Title: Effects of Underwater Sounds on Escape Behavior of Steller Sea Lions
Publication Date:
January 01, 1996
Journal: Fisheries Science
Volume: 62
Issue: 4
Pages: 503-510
Affiliation:
Stressor:

Document Access

Website: External Link
Attachment: Access File
(2 MB)

Citation

Akamatsu, T.; Nakamura, K.; Nitto, H.; Watabe, M. (1996). Effects of Underwater Sounds on Escape Behavior of Steller Sea Lions. Fisheries Science, 62(4), 503-510.
Abstract: 

The reactions of 10 captive Steller sea lions Eumetopias jubatus, including one adult male, four adult females and five juvenile animals to underwater sounds, with and without the presence of a baited fishing net, were observed. Two narrow spectrum sounds, an 8 kHz pure tone and a 1 kHz to 4 kHz frequency sweep, three broad spectrum sounds, two mechanically generated impulse sounds, and the recorded vocalization of a killer whale were used. The reactions of Steller sea lions were divided into three categories. Category Ο: Both adult and juvenile Steller sea lions landed on a side of their pool during a one-minute period timed from the start of the sound projection. Category Δ: More than two juvenile Steller sea lions landed. Category ×: A single juvenile Steller sea lion or no animals landed.

 

Impulsive sounds transmitted at high source level (210 dB re 1 μPa at 1m) or pure tone sounds(165 dB source level) were found to repel adult Steller sea lions.
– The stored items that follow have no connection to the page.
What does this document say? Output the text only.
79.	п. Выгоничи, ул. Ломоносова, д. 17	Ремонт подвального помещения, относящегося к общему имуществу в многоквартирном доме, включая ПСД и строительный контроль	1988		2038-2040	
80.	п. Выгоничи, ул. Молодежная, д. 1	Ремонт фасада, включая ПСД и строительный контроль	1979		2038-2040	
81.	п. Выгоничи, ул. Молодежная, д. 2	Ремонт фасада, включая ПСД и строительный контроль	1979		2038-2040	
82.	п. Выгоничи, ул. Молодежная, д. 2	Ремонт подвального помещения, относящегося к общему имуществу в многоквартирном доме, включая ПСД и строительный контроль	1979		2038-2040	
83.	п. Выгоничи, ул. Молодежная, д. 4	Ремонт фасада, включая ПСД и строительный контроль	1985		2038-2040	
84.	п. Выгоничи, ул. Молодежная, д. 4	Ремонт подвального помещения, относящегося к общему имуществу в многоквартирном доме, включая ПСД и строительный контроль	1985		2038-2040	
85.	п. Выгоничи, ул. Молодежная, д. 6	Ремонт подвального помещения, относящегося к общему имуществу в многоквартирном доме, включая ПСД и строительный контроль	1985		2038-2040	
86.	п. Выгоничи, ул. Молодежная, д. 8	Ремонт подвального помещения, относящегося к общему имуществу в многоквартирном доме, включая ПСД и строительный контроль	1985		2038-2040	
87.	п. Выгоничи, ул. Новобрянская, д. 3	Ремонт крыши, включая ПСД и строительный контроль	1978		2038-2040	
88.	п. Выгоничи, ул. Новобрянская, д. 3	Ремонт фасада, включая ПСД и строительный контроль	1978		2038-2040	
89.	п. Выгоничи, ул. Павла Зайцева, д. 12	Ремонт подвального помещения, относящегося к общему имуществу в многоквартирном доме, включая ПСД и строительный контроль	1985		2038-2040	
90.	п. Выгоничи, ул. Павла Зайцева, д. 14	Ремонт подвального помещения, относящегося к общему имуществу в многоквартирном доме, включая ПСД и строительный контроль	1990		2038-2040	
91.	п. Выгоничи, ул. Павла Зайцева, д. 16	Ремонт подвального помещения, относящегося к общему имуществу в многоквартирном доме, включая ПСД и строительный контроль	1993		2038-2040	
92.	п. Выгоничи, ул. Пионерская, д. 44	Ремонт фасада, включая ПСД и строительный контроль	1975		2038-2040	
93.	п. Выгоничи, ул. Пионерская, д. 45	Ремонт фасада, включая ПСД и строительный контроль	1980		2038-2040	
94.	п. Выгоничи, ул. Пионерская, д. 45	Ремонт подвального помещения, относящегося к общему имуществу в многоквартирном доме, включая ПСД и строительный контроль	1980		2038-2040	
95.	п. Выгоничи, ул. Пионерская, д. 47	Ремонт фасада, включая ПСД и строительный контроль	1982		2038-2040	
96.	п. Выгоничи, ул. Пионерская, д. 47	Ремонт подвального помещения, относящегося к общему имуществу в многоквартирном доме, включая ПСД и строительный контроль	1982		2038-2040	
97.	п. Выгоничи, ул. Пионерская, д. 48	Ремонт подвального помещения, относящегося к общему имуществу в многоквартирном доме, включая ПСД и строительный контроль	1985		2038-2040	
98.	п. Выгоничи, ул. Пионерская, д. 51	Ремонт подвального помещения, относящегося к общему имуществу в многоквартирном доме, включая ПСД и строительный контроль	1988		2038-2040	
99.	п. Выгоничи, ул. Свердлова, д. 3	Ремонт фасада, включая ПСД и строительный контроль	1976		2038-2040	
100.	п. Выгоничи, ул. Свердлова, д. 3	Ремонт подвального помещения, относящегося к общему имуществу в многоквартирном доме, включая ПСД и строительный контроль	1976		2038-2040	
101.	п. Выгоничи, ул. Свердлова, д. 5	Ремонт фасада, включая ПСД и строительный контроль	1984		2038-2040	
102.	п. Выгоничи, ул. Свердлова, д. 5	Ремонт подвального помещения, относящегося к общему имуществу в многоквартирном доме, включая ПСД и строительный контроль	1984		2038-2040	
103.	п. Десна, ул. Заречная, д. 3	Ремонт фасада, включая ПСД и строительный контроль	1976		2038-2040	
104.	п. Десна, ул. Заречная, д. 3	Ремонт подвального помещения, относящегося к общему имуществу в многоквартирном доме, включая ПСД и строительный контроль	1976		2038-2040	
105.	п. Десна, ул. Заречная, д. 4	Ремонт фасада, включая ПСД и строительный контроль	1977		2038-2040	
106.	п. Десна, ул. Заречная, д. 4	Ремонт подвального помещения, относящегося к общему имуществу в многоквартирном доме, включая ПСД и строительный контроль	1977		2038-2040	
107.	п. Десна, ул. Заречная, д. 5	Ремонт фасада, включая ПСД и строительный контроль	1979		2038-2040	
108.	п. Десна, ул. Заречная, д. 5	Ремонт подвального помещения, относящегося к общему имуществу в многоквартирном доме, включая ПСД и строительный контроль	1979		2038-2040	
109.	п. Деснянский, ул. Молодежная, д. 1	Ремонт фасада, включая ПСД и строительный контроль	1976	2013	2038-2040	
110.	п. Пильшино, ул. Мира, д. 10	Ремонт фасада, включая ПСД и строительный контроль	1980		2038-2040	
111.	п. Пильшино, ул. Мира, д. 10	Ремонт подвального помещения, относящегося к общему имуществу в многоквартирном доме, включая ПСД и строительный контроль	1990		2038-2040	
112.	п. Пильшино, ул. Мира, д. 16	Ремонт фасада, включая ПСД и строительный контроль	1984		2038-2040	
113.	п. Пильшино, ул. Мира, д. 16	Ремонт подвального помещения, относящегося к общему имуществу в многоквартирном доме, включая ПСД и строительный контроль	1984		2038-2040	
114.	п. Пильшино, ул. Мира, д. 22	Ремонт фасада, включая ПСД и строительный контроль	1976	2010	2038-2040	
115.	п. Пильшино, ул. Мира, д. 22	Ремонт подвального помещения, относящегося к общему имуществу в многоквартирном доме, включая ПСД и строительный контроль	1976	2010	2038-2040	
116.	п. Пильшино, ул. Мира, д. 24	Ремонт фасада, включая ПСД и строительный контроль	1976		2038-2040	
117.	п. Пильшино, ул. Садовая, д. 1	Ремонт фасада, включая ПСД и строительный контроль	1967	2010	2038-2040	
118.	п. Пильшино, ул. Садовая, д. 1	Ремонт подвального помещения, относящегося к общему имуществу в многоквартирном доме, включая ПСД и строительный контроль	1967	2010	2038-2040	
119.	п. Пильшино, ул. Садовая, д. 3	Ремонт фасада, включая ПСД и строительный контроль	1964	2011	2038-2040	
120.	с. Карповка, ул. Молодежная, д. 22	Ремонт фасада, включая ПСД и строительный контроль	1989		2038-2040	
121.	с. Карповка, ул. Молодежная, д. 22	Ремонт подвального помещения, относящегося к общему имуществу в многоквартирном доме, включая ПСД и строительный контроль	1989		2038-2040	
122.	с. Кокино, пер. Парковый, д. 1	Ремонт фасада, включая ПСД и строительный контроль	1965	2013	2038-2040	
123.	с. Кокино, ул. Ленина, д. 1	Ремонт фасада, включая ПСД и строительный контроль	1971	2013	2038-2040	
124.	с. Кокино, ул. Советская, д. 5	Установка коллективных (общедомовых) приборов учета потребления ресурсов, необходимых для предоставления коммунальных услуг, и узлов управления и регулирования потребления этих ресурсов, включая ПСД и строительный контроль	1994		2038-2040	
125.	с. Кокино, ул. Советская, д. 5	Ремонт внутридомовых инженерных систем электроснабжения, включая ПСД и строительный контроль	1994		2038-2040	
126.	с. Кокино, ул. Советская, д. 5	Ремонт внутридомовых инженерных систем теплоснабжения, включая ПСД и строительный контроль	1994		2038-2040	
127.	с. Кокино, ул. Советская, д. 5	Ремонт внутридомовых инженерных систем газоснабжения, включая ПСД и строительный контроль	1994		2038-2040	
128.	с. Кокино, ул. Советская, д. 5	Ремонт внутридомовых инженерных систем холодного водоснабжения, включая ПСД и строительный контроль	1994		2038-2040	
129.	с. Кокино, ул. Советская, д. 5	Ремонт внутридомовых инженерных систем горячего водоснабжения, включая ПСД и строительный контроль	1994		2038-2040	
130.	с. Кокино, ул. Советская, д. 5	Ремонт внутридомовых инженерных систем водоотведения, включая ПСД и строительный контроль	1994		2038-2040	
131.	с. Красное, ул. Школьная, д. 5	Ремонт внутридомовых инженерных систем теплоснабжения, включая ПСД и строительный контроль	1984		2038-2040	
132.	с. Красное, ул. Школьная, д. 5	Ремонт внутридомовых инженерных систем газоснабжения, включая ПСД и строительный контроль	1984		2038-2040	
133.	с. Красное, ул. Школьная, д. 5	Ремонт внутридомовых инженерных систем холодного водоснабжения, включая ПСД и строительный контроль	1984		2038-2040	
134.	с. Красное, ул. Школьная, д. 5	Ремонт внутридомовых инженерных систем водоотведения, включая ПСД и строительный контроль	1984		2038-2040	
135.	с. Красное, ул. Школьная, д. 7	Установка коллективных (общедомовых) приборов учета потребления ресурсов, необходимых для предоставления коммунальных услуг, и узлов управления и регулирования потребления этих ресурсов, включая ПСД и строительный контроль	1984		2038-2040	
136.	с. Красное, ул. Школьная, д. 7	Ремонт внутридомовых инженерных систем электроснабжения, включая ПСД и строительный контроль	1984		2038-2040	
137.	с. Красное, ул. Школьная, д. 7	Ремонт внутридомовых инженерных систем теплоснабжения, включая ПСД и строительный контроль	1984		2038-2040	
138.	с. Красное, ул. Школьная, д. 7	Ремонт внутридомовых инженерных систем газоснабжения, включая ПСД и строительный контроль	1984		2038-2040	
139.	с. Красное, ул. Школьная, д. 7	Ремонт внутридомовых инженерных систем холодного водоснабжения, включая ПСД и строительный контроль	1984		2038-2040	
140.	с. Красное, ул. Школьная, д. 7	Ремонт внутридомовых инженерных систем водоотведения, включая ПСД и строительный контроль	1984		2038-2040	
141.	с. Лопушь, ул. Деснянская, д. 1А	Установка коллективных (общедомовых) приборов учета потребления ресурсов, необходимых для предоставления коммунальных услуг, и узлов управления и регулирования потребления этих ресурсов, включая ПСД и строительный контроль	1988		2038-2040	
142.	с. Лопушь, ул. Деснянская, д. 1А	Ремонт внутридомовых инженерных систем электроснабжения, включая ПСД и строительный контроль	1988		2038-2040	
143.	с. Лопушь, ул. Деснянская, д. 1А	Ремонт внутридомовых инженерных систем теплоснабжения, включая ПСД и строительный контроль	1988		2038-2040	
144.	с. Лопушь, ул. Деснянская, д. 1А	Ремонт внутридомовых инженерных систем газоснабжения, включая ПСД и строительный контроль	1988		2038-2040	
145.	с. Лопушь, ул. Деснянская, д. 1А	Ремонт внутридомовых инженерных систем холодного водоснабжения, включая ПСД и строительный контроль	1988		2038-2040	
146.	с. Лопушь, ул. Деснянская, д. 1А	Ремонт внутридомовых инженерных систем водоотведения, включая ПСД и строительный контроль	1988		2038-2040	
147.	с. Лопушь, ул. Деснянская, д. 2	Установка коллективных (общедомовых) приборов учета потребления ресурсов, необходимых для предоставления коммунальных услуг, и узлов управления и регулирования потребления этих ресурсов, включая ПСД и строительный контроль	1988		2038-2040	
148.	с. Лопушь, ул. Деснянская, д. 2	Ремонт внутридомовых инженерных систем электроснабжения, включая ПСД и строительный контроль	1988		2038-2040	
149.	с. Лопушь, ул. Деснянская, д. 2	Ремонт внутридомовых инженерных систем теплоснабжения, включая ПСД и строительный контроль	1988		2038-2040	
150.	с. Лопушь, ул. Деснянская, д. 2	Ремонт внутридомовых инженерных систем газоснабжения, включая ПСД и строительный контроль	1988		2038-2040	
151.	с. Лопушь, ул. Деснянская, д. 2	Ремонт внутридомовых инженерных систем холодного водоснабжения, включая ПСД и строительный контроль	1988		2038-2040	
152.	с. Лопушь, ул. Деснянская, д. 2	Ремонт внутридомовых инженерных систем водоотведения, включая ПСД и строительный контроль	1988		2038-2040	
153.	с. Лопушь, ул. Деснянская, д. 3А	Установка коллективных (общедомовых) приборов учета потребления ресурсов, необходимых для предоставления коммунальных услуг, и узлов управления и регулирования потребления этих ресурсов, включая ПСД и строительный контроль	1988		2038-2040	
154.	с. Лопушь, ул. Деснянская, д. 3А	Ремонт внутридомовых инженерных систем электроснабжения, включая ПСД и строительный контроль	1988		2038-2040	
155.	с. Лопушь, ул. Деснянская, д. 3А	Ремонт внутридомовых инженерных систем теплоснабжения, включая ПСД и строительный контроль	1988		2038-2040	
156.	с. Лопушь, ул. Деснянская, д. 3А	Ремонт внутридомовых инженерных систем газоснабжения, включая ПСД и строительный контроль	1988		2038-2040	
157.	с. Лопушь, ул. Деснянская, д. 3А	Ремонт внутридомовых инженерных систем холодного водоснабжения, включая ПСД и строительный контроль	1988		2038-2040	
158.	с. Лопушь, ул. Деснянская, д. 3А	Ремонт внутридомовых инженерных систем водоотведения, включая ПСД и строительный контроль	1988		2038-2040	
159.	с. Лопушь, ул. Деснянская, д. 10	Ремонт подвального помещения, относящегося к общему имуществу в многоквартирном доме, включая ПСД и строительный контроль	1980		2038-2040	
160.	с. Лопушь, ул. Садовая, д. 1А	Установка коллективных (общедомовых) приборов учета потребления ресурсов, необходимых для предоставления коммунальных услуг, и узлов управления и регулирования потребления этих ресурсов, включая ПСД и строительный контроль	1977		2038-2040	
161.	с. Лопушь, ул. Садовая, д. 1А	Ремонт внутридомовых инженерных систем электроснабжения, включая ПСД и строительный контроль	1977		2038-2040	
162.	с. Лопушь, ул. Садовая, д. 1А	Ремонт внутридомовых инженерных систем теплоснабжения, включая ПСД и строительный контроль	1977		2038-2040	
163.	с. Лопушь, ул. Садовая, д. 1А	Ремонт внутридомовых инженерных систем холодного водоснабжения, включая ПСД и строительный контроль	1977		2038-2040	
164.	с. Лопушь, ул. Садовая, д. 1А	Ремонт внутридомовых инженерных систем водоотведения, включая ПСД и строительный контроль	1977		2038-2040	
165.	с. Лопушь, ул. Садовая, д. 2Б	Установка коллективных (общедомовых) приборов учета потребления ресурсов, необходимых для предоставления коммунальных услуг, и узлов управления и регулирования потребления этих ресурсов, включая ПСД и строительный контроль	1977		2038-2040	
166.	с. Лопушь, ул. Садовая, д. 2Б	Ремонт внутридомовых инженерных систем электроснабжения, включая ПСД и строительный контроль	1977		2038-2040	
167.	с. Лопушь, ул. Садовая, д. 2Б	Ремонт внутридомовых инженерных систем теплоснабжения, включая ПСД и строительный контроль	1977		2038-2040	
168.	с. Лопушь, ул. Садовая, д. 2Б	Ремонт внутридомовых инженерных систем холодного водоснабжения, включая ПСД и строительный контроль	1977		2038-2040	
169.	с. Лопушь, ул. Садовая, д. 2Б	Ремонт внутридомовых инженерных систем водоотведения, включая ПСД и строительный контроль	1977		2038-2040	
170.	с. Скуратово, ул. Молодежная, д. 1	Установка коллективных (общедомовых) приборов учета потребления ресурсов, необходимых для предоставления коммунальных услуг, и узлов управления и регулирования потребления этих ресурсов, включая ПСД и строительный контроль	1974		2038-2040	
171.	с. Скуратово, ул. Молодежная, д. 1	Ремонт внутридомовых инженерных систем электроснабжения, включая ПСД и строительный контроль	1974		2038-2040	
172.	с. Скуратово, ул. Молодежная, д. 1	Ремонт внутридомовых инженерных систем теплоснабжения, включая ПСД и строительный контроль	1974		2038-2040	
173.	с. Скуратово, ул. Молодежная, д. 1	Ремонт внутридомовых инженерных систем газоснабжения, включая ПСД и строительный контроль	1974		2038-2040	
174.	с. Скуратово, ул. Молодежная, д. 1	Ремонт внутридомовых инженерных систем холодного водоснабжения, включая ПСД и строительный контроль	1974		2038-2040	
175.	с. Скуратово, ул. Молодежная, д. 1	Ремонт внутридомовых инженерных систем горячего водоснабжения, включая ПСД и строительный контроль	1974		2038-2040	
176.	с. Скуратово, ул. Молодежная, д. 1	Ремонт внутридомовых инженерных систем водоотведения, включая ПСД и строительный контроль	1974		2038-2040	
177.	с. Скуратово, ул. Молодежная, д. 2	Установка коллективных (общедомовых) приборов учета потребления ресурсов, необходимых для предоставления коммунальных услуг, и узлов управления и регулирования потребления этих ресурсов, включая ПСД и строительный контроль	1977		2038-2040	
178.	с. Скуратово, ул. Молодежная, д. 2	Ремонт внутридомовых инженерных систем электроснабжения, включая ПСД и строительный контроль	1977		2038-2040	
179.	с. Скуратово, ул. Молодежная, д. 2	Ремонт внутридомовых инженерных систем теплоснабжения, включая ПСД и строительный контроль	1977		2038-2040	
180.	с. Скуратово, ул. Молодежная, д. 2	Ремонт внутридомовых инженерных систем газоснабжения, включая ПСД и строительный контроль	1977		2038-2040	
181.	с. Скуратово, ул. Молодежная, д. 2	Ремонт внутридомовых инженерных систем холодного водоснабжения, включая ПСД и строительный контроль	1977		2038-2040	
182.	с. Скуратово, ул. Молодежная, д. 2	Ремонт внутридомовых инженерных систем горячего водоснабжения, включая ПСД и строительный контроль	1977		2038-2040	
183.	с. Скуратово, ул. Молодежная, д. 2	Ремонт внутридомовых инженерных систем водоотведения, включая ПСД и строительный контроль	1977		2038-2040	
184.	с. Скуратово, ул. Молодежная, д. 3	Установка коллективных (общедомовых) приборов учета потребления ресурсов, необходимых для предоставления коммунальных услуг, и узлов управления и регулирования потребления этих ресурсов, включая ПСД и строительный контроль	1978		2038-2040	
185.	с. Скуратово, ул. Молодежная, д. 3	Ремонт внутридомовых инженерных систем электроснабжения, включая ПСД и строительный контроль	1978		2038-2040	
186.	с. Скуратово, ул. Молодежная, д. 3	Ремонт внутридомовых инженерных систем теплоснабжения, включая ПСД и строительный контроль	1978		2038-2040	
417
Broad band spectrum sounds did not repel adult and juvenile Steller sea lions after successive sound projections.

 

The male Steller sea lion was only deterred from eating the fish entangled in the net by the high source level impulsive sound.

 

The acoustic characteristics required to repel Steller sea lions are thought to be narrow spectrum with-in the sensitive range of a Steller sea lion's audible frequency and above 165 dB sound pressure level. However, Steller sea lions appear to acclimatize to repeated sound projections, and a sound pressure level below 165 dB does not appear to be enough to repel Steller sea lions from a fishing net.